David Ovadia is the Resources and Business Director for BGS, which includes lead responsibility for international relations. He joined the British Geological Survey in 1991 and was appointed to the post of Head of International in 2000. He has worked on BGS projects in Botswana, Zimbabwe, Egypt and Papua New Guinea. He is currently the NERC nominee non-executive director of the Rainbow Seed Fund and is a Chartered Engineer. He graduated in geology and physics from the University of Liverpool and did postgraduate research at the University of Birmingham before joining the Institute of Oceanographic Sciences, now the Proudman Oceanographic Laboratory, in 1978. He worked on air-sea interaction numerical modelling for a number of years and, in 1987, he was appointed to manage NERC's corporate computer services. During the 1980s and1990s he held part time lecturing posts at the Open University and the University of Nottingham, where he was also an external examiner.
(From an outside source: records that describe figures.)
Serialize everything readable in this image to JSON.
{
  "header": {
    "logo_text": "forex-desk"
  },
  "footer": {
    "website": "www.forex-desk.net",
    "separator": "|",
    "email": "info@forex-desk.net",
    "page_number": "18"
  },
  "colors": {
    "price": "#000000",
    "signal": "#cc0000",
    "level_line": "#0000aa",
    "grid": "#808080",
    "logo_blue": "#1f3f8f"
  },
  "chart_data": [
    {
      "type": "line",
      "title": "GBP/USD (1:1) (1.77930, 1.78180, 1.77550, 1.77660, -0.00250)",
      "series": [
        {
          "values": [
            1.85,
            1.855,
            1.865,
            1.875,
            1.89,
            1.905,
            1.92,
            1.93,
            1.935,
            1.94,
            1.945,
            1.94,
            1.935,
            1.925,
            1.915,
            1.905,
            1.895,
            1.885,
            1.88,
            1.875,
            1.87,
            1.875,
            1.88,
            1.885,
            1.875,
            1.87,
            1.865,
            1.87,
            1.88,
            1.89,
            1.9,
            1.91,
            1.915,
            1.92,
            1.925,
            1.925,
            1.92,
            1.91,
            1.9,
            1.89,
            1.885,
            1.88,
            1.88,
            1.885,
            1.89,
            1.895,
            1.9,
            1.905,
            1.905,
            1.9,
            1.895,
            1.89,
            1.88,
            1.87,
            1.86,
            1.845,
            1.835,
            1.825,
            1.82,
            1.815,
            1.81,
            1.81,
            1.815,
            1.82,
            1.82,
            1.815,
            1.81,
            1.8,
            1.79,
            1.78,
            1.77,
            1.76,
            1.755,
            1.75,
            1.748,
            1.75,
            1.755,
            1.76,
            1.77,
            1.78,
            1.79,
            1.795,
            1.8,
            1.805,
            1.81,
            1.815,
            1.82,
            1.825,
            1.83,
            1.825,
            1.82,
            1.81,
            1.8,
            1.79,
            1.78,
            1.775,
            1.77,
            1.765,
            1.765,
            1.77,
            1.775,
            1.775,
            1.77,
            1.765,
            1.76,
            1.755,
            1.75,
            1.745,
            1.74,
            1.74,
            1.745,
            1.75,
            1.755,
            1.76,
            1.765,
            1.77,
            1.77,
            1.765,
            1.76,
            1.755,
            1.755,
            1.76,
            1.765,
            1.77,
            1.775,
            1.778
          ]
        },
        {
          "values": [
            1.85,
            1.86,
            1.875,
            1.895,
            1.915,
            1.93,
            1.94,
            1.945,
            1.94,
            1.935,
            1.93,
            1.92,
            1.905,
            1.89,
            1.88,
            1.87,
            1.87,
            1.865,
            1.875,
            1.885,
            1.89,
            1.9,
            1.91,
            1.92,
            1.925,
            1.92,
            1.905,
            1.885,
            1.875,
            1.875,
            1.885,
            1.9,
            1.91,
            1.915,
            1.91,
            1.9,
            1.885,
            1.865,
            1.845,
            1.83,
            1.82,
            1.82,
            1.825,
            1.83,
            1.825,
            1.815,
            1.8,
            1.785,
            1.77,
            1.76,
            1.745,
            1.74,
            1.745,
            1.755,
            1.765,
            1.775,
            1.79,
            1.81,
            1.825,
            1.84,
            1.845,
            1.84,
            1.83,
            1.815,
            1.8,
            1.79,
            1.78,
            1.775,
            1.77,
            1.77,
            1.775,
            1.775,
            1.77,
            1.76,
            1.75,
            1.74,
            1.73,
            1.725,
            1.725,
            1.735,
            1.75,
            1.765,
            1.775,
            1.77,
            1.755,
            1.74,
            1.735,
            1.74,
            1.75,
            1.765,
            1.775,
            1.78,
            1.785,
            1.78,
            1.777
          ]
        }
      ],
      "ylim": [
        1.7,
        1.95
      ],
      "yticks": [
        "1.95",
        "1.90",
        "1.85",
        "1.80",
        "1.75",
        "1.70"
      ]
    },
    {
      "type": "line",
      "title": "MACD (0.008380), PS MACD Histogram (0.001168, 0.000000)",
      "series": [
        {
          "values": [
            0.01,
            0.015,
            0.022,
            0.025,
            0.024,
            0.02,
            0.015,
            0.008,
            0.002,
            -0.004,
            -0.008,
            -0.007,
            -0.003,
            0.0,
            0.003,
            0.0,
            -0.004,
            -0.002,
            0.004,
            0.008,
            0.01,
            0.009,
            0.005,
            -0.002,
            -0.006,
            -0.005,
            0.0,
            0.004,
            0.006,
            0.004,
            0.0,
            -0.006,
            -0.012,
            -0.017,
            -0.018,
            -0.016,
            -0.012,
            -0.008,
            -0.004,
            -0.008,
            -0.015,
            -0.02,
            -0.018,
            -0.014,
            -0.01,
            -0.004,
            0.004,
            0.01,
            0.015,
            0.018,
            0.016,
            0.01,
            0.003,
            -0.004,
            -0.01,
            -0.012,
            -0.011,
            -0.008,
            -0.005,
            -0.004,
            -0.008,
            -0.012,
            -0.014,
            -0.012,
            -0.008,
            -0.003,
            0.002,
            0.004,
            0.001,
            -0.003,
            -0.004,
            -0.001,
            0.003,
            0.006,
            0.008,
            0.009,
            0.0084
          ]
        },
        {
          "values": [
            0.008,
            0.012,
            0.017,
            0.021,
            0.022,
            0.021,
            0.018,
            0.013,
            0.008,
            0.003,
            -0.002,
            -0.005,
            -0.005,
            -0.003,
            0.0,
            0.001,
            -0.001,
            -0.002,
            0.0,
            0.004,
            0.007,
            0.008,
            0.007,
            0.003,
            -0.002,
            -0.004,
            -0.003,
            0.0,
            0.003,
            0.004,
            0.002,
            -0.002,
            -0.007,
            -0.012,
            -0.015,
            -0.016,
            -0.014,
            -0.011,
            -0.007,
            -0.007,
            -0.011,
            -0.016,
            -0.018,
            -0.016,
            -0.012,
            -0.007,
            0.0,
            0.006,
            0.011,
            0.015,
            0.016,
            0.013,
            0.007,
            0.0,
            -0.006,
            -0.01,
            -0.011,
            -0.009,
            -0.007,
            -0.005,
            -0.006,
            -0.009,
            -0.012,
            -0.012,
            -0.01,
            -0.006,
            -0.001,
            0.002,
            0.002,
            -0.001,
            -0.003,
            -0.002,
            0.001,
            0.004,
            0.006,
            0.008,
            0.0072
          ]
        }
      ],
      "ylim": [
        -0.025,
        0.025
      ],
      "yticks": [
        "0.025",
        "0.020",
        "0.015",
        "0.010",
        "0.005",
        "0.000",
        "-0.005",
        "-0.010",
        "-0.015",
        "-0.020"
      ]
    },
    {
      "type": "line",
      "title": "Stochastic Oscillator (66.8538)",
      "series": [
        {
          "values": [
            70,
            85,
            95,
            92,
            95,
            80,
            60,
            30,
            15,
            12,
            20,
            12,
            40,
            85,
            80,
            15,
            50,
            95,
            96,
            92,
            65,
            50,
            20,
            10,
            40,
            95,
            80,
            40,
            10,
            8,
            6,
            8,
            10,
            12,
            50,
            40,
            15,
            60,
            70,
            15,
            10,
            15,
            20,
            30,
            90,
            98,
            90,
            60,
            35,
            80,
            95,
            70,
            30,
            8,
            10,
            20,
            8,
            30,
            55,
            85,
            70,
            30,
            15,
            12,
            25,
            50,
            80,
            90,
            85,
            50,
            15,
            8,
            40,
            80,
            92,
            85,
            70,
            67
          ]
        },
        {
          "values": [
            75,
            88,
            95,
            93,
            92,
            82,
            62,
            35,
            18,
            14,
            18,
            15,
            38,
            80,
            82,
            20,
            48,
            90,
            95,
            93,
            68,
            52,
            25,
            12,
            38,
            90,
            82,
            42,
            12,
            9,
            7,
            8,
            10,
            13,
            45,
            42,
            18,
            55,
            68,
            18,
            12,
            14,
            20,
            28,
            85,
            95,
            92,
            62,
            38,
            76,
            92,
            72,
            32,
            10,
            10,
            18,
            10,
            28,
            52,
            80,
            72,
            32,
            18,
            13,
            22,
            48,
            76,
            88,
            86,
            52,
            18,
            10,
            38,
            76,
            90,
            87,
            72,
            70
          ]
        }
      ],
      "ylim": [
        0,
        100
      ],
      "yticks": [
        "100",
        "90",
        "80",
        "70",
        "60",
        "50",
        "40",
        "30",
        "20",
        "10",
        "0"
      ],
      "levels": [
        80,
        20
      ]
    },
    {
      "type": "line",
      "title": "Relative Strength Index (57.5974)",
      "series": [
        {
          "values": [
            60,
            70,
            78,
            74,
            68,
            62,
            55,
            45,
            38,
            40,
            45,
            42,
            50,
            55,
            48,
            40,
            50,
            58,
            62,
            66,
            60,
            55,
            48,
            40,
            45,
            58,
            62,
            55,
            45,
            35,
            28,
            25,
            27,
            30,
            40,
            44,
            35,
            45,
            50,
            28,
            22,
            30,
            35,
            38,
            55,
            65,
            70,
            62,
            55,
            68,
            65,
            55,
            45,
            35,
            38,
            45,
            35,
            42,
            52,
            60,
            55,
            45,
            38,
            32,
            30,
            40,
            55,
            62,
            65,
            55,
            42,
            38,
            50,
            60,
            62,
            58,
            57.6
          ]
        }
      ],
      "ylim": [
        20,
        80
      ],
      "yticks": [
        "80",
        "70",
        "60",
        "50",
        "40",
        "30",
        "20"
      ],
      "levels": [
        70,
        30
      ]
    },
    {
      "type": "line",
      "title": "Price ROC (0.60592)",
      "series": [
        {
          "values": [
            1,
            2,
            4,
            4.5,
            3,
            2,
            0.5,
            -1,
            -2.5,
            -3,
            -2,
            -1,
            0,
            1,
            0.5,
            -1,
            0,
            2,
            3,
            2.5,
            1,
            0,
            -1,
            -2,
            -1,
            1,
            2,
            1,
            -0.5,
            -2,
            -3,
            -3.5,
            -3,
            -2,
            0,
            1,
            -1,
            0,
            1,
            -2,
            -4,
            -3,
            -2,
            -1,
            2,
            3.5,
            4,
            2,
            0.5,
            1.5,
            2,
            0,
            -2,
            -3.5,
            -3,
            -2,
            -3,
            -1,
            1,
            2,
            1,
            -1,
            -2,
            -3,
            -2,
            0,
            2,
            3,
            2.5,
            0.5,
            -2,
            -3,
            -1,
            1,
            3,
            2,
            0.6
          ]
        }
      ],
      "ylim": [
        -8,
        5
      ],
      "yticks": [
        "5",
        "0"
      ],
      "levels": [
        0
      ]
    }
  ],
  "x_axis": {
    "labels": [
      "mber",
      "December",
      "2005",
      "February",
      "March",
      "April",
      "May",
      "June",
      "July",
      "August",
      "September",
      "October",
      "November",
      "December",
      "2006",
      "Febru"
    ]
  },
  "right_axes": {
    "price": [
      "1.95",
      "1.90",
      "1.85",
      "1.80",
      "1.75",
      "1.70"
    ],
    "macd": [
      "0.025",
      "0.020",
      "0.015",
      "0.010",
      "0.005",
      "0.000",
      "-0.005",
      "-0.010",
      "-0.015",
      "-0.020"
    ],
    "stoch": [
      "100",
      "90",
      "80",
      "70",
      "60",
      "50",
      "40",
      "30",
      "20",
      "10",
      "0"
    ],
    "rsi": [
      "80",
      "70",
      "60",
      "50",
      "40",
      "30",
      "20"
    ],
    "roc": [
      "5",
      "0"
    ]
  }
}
John rejoined BGS as Director of Administration in 2008. He has undertaken a number of NERC-wide corporate roles in recent years including chairing the Engineering and Technical Merit Promotion Panel and as Senior Responsible Officer for the NERC Resource Management Software project in Swindon, POL and CEH. John began his NERC career in Keyworth in 1981 working initially in the Personnel group assisting staff transferring in from sites in London and Leeds. He left BGS in 1988 and has worked within the NERC marine science community, firstly as Head of Finance at the Institute of Oceanographic Sciences Deacon Laboratory in Surrey and subsequently at the Plymouth Marine Laboratory, the Proudman Oceanographic Laboratory on Merseyside and the Dunstaffnage Marine Laboratory near Oban (now SAMS). In 1995 John transferred to POL as Head of Administration and combined this with an administrative Directorate role within the NERC Centre for Coastal and Marine Sciences. During 2002-04, John was a project manager for the relocation of POL from the Wirral to a new building on the University of Liverpool campus.